Ce travail serait confié à une commission qui
comprendrait outre les cheikhs zeitouniens,
nos penseurs éclairés. ( Mr Youssef Essedik et autres…)
-Assurer une formation complète des
nouveaux Imans et recycler les anciens
qui seraient prédisposés à le faire,
-Suivre le prêche de nos Imans,
opérer les redressements qui s’imposent et écarter de nos mosquées les imams
extrémistes.
-Lancer une Chaîne de télévision à
caractère historique, civilisationnel et religieux, à audience maghrébine et
européenne, à l’effet de diffuser un discours religieux expurgé de toute fausse
interprétation et de tout extrémisme et ouverte aux débats contradictoires.
-Revoir les manuels scolaires et
réviser à la hausse les coefficients des matières religieuses.

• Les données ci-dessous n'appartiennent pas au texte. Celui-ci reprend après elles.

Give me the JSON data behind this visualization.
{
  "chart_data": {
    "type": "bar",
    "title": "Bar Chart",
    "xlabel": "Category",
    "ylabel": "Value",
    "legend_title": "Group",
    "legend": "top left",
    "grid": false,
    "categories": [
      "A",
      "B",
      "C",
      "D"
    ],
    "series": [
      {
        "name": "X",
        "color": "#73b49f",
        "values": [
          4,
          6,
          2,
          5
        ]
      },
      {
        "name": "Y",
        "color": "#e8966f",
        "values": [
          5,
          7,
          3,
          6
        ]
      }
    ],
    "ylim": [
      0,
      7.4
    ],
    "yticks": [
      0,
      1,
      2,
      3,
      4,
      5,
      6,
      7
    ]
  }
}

Ce cadre, s’il était mis en place,
servirait de rempart à l’islamisme rampant. Il n’y aurait plus de justification
pour que des partis politiques prennent leurs bâtons de pèlerin pour nous « reislamiser »
à leur façon en créant leurs branches religieuses.
Le second garde fous consiste à ce
que la société civile qui a montré son dynamisme et sa maturité trouve le cadre
idoine et une structure pour faire passer ses messages au citoyen et à ceux qui
nous gouvernent, surtout.
Oui, ceux qui nous gouvernent
croient, à tort, détenir, seuls, la vérité et ont montré qu’ils ne tenaient
aucunement compte de la position de la société civile bien qu’elle soit en
avance sur eux.
Aussi, de même qu’il y a un
« Parlement pour les enfants », la société civile a un cruel besoin
d’un Parlement bien à elle.
Y feront partie, les associations, nos
penseurs, poètes, artistes et écrivains, nos experts et vieux routiers de
l’Administration et des entreprises, nos entrepreneurs dans les divers secteurs
de l’activité économique dont les avis peuvent être utiles et nous faire gagner
du temps.
L’exécutif et le législatif seront
tenus, par la loi, de consulter ce nouvel organisme et de justifier leurs
prises de position contraires à l’avis émis.